Hmm, I seem to recall an ALT-# sequence that produced, not a round, but an almost rectangular-shaped smile face. You may be right that it was not an ASCII character, but it definitely was an ALT sequence...

Thanks for your input


----------



## Lurker1 (Jan 30, 2001)

Here is something else that can display black and white smileys depending on your browser. It looks kind of deep for me but I remember something like it that gave the smileys and the card symbols.
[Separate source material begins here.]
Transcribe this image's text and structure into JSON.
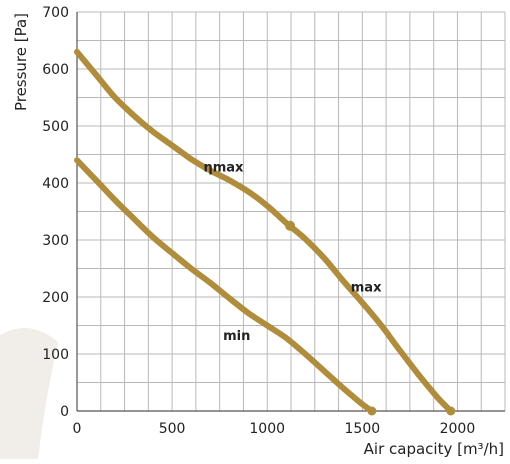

http://www.alanwood.net/unicode/miscellaneous_symbols.html


----------



## MsPCGenius (Apr 24, 2000)

This may be it, but is there an Alt-# sequence that can be associated with the HEX/DEC codes?

9786 263A WHITE SMILING FACE (present in WGL4) 
9787 263B BLACK SMILING FACE (present in WGL4)


----------



## Lurker1 (Jan 30, 2001)

I remember doing something like that. You would type in some key sequence and the charater number and get a display. But how and when I did it is long gone.  

Hopefully some of the other older techs here will remember. BOL


----------



## Cosmic (May 5, 2003)

I think what you are talking about; there is / was and old time sort of smiley from the ASCII tables.

The white smiley is ASCII value 01, the black is ASCII value 02. They are small sort of square shaped lil fellows.

The card symbols mentioned are ASCII 03, 04, 05, 06.

In Basic programming terminology you would say 

Locate 12,40
Print CHR$(01)

To get a smiley on the screen in about the dead center.

You can call ASCII symbols / inputs via keyboard strokes. Example ASCII 27 is returned if you push (Escape key) ASCII 13 for ENTER.

The ALT key in combination with other keys will call / return ASCII symbols. Example ALT (Left Arrow Key in keypad) is the same as Escape (ASCII 27). Will work in Windows just like clicking the return arrow with the mouse.

You can play around and see what combination of keys with ALT call what functions. You can also figure it out in a small BASIC program using the ASC command which is the inverse of CHR$( )


----------